According to NFL Network’s Mike Garafolo, Berry planned to sit out the 2019 season in order to be ready for 2020.
Berry met with Dallas last offseason but ultimately didn’t sign a contract. Now, we may know the reason why.
Dallas could still use a player like Berry on the back end of its defense. Prescott is priority No. 1, and Cooper might be right behind him, so there’s a strong possibility Jones won’t return. With Berry in the fold, Dallas might be able to make its secondary work without him.
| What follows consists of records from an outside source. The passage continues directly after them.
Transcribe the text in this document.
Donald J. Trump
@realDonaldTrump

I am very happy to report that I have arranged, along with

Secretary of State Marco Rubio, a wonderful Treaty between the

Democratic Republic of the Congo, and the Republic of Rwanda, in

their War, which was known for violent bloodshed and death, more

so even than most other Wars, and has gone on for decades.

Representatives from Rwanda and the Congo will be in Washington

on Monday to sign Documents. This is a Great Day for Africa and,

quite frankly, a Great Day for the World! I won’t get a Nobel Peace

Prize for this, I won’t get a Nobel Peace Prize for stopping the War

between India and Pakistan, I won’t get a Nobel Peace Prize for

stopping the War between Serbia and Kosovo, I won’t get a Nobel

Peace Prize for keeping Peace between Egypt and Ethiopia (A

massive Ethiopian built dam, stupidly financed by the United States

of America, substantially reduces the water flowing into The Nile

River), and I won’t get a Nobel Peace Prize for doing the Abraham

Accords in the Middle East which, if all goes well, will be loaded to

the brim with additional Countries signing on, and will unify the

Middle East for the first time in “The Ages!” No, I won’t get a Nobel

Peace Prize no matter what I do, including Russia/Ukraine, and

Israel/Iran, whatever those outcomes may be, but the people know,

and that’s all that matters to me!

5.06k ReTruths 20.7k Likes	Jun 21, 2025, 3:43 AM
As mentioned, Berry visited The Star in March 2019 but left without putting pen to paper. He also drew team-reported interest from the Cleveland Browns before opting to sit out the entire regular season, with an eye on returning in 2020.
Formerly considered one of, if not the best safety in the league, Berry has played just three games since 2016, hampered by a devastating Achilles’ tendon rupture which devolved into a heel issue known as Haglund’s deformity; Garafolo has described it as “a bone spur that basically digs into the Achilles.”
Berry — who was diagnosed with, and beat, Hodgkin’s lymphoma in 2014-15 — made two appearances for the Chiefs in 2018, notching 11 tackles. Inactive for Kansas City’s Divisional Round playoff win over the Colts that year, he started their AFC Championship loss to the Patriots.
He was released on March 13, 2019.
The No. 5 overall pick of the 2010 draft and a career-long Chief, Berry was an impact defender in his prime, totaling 445 tackles, 50 pass deflections, 14 interceptions, 5.5 sacks, and five defensive touchdowns across 89 games. Now, entering his age-31 campaign, it’s unclear how much he has left, both physically and psychologically.
The Cowboys, or any potential suitor, would need to put him through a medical gauntlet prior to opening the checkbook.
Assuming he’s cleared and Dallas gets him under contract, however, Berry could step into an immediate starting role. Incumbent Jeff Heath is headed to, and likely leaving via, unrestricted free agency, and owner Jerry Jones flat-out admitted last season that upgrading opposite Xavier Woods is a major priority. (The team attempted to trade for Jamal Adams last October, but talks died after the New York Jets demanded too much in return.)
The Cowboys own plenty of salary-cap space — a projected $77 million — though Berry may not require more than a highly-incentivized, prove-it deal.